We have prepared the September 2013 issue of our Tax News for you. We believe its content will be interesting and valuable for you. Should you have any questions, please do not hesitate to contact us whenever you like.
CHANGES IN TAX ACTS – RECODIFICATION OF PRIVATE LAW
In the last issue of the Tax News, we informed you about the enactment of the recodification-related tax law amendments and the new law on tax from acquisition of property by the Czech Parliament and their passing on to the Senate. On 12 September 2013, the Senate decided about these laws which accompany the new Civil Code and should come into force as of 1 January 2014.
As expected, the left-leaning Senate voiced their disagreement with the planned legislation and duly rejected both tax law amendments. This most likely puts an end to any hopes that the various tax reliefs proposed by the said amendments could be enacted, including tax exemption of dividends payable to individuals, lower taxation of investment vehicles or changes relating to taxation of non-governmental organizations (NGOs) having status of publicly beneficial entities. Change of taxpayer of (what is now) real estate transfer tax from seller to buyer as of 1 January 2014 also turned out to be controversial and uncertain.
Non-acceptance of the tax laws does not jeopardize the recodification as such. However, its enactment without the relating changes in the tax law causes many issues.
If the accompanying tax laws are not accepted, this could defer applicability of the new Civil Code.
Based on the proclamation of the current government and the statement made by Mr Štěch, Senate Chairman, deferral of applicability of the Civil Code is highly unlikely.
It is expected that, during the session of 25 September 2013, the current government is going to endorse a special legal measure that will regulate the recodification of private law for tax purposes. However, it is likely that the specific tax law changes, that the Senate found objectionable, will be eliminated.
The rejection of the original wording of the amendments by the Senate brings further issues. We can thus expect one of the following scenarios in the near future.
One possibility is that 2014 will start without the tax law changes accompanying the new Civil Code being enacted. The reason is that the said legal measure must be approved not only by the Senate and the President but also by the Parliament that will be formed only on the basis of the October elections. Currently, we have no certainty that the future Parliament will support and accept the legal measure. This scenario would cause a critical situation due to the fact that there would be a significant mismatch between the currently applicable tax law and the new Civil Code.
The other scenario is that the special measure will, in the end, be accepted. However, there are still various risks attached. The first is that the resulting laws will be of poor quality due to the fact that its preparation was rushed. As an example, assimilation of inheritance and gift tax under income tax and the annulment of the concept of tax from acquisition of property demands a significant change of the Inheritance, Gift and Real Estate Transfer Tax Acts which can surely not be achieved during the course of just a couple of days.
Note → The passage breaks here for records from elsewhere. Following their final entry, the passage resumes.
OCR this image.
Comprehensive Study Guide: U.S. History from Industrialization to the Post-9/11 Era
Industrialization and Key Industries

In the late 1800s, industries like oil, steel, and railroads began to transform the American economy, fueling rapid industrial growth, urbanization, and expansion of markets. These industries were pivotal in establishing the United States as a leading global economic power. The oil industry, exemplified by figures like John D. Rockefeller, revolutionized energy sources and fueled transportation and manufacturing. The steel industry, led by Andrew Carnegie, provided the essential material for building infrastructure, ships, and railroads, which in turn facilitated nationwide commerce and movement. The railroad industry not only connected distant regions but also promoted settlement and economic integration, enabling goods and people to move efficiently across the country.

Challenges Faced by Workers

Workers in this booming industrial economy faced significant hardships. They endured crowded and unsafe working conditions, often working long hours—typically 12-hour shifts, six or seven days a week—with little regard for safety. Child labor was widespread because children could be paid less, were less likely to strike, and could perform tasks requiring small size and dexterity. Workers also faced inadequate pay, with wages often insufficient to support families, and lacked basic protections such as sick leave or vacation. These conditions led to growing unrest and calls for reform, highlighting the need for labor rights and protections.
Another deficiency is the very short time span between the possible endorsement of the special legal measure implementing the tax changes and the date of its legal effect. It is quite unlikely that any such legislation would be published in the Collection of Laws before December 2013. The public administration, citizens and entrepreneurs alike will thus have very little time to adequately prepare for the changes relating to the private law recodification.
The last scenario is deferral of applicability of the new Civil Code and prevalence of the currently applicable legislation. However, if such scenario came to pass, all the efforts of the public as well as private sectors towards implementation of the new Civil Code would come to waste.
The resolution of the current highly uncertain situation will come within the next couple of months. We will inform you about further developments.
GUARANTEE FOR UNPAID VAT
The General Financial Directorate has published on its webpage more detailed information regarding the concept of the guarantee for unpaid VAT. This concept, implemented in Article 109, Section 2, Subsection c) of Act No. 235/2004 Coll., on VAT, enables the tax administrator to levy outstanding VAT from a taxpayer for whom a taxable supply was effected (regardless of the fact that the taxpayer paid the applicable VAT to the supplier). This is under the assumption that the payment for goods or services was remitted by the taxpayer to an account that was not published by the supplier in the prescribed manner (i.e. on the official webside of the Czech Tax Administrator).
Once the concept was implemented in the VAT Act, a new legislative process was started to amend Article 109, Section 2, Subsection c) of the VAT Act. Based on the tax law amendment, the guarantee would only apply to payments for taxable supplies exceeding the limit stipulated by the law regulating allowable payments in cash, which is currently CZK 350,000.
Destiny of the law regulating the limits for the applicability of the guarantee is currently highly uncertain (see the previous article). As a result, the General Financial Directorate published information based on which the concept of guarantee shall not be enforced by tax administrator in case of guarantors to whom the guarantee obligation arose under VAT Act until 31 December 2013.